Shanghai, IL Tornado Does Much Damage, May 1868

TORNADO IN ILLINOIS.

A VILLAGE ENTIRELY DESTROYED -- A CHURCH FILLED WITH WORSHIPERS DEMOLISHED -- FOUR PERSONS KILLED AND MANY WOUNDED.

Monmouth, Ill., Monday, May 4.
The village of Ionia, or Shanghai, in the northeastern portion of this county, was visited yesterday evening with one of the most terrific storms ever witnessed in this section of the country. The weather for several days has been excessively hot and sultry. An east wind has prevailed, under the influence of which a dense low stratum of clouds has been running heavily westward, while a higher stratum, generally surcharged with electricity, has been passing on steadily toward the east. Several thunderstorms of greater or less intensity have occurred. Last evening a threatening cloud passed to westward of this place, then veered toward the northeast, emitting vivid flashes of lightning, accompanied by almost incessant thunder, and from this there was observed to descend a funnel-shaped cone, which apparently trailed its apex on the earth for some distance, and then drew up again into the bosom of the cloud. This was about 5 o'clock P.M.
The greater part of the inhabitants of Shanghai were assembled in the Church of the New Advent, where Sabbath-school exercises were being held. The cloud had been observed, but no special anxiety was entertained with regard to it, when suddenly the atmosphere darkened unaccountably, and a flood of lightning apparently filled the church. The congregation staggered to their feet en masse, and rushed for the doors, which were bolted by some persons just within. At this instant the windows were wrenched out, the entire structure slid several feet from its foundation, and the roof was crushed in bodily upon the struggling masses beneath.
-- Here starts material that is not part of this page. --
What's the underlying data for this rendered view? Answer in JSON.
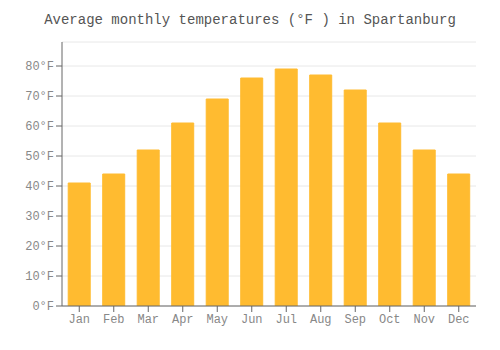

Our informant, MISS SMITH, who was in the body of the church, states that immediately after the final crash she found herself upon the ground, held in a stooping position by the roof, through which an opening had been torn some few feet distant. Being but slightly bruised, she succeeded in extricating herself, but was immediately caught by the wind and thrown forward, receiving several deep cuts upon the face.
By this time, although it occupied less in transpiring than in relating, the fury of the wind was already spent, and before the victims were yet recovered from the ruins the sun was again shining. The scene of destruction which it lit up was terrible to look upon. The entire northern portion of the village was destroyed. A few dwellings in the southern portion had entirely escaped. Some sixteen houses in all, beside the school house and the only two churches which the village contained, were demolished. Owing to the distance from the scene of the disaster, we have not been able to ascertain all the names of the wounded. The number, however, is between thirty-five and forty, many fatally. The escape of any from the church was, indeed, miraculous. The funnel-shaped cloud first struck the earth about a mile and a half from the village. Its track was about three-fourths of a mile in width, and it passed some three miles northeast of the place, destroying three farm houses on its course before it rose again into the air. A deluge of rain and hail accompanied the wind. Several hail-stones measuring ten inches in circumference were picked up after the tornado had passed. What names of the victims I have received I give you below:
Killed -- HARRISON WILSON, boy of 13; son of MORTIMER PAGE; GEORGE VENN; MRS. WOOD.
Injured -- JOHN YARD; MISS YARD, seriously; WENT family, badly. It is impossible to receive more in time for this issue. Will write you in detail.